6. (U) The June fuel prices have caused disenchantment with
the Guebuza government among regular Mozambicans and a third
major fuel price increase within one month might well have
lit a fuse of resentment within the populace. Rising fuel
prices are a major worry to Mozambicans -- the price
increases have been front-page news for much of the past
month -- but public outcry has thus far been relatively
muted. Mini-bus (chapa) owners have been the most vocal in
their protests. On June 21, mini-bus operators in the
provincial capital of Xai-Xai protested the second June price
increase by going on strike, and subsequently raising their
prices by 25 percent, independent of the Ministry of
Transportation, the government body authorized to set
mini-bus prices. Many mini-bus operators in other cities
followed suit. On June 30, the Ministry of Transportation
acquiesced to the mini-bus owners, association by agreeing
to raise fares by 50 percent nationwide (to 7,500 meticais
per fare),effective July 1. The fare increase threatens the
well being of many Mozambicans who already spend a large
portion of their monthly income on mini-bus fares to work and
school. The transport association has responded with a
proposal to reduce fares for students, but this has not been
finalized.


7. (U) Labor unions are also unhappy with the government
because, in late May, before the first June price increase,
they negotiated a 14 percent increase in the monthly minimum
wage, raising it to 1,277,138 meticais (roughly USD 53.50).
The wage increase, which is negotiated and raised on an
annual basis, slightly outpaced Mozambique,s inflation rate
of 12.8 percent in 2004. The increase was formally announced
by the GRM on June 5, before the end of the fuel price hikes,
and the GRM has told unions that it will not renegotiate the
minimum wage increase. There is also speculation that the
gasoline and mini-bus price increases contributed to a strike
by workers of the guard company, Wackenhut, that provides
guards for the embassy and other USG facilities in Maputo.
(see reftel)

Looking Forward
--------------

8. (SBU) Comment: Until now, public response to the fuel
price increase has been limited to protests in isolated
sectors and much hand wringing in the media.

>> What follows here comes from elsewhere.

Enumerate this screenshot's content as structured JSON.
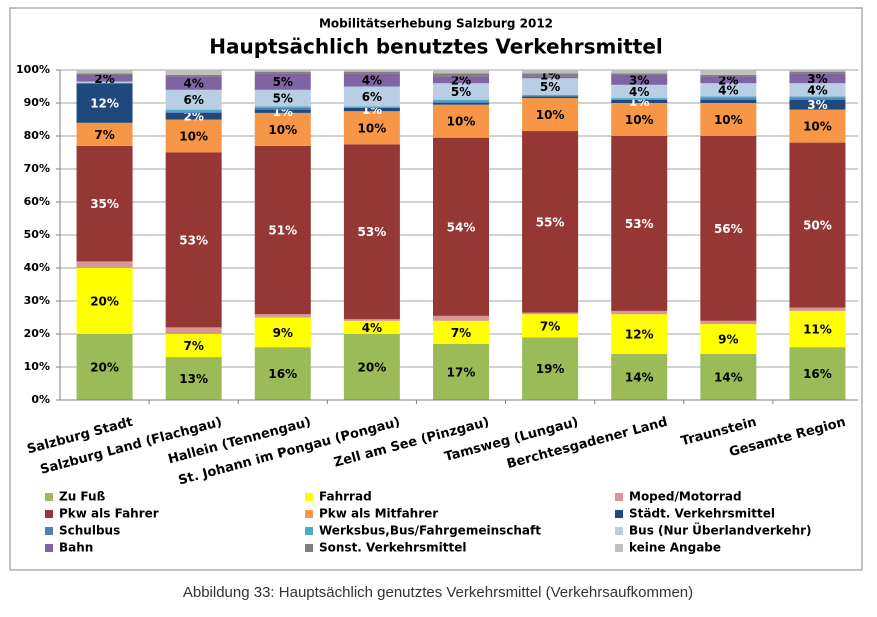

Mozambique,s
Independence Day celebrations on June 25 passed without any
significant demonstrations against GRM policy. This level of
tranquility may well change. The full inflationary effect of
the fuel price increase is just starting to manifest itself
in public transportation costs, and the expected increases in
food prices have not yet taken effect. The GRM is trying to
create expectations of low inflation; Diogo said on July 3
that she expects inflation for 2005 to be about 7 or 8
percent. This expectation seems unrealistic, given the
combination of high prices and near drought conditions in
much of the country, particularly in the south and central
regions. If inflation reaches over 20 percent -- a level
that Mozambique has not seen since the mid-1990s -- public
reaction against the Guebuza government and the ruling
Frelimo party could be harsh. The GRM is aware of the
problem. On July 8-10, President Guebuza presided over a
weekend-long extended Cabinet meeting; it is said that the
meeting was called principally to address the impact of fuel
price increases and the perceived decline in popularity of
the Guebuza government. End Comment.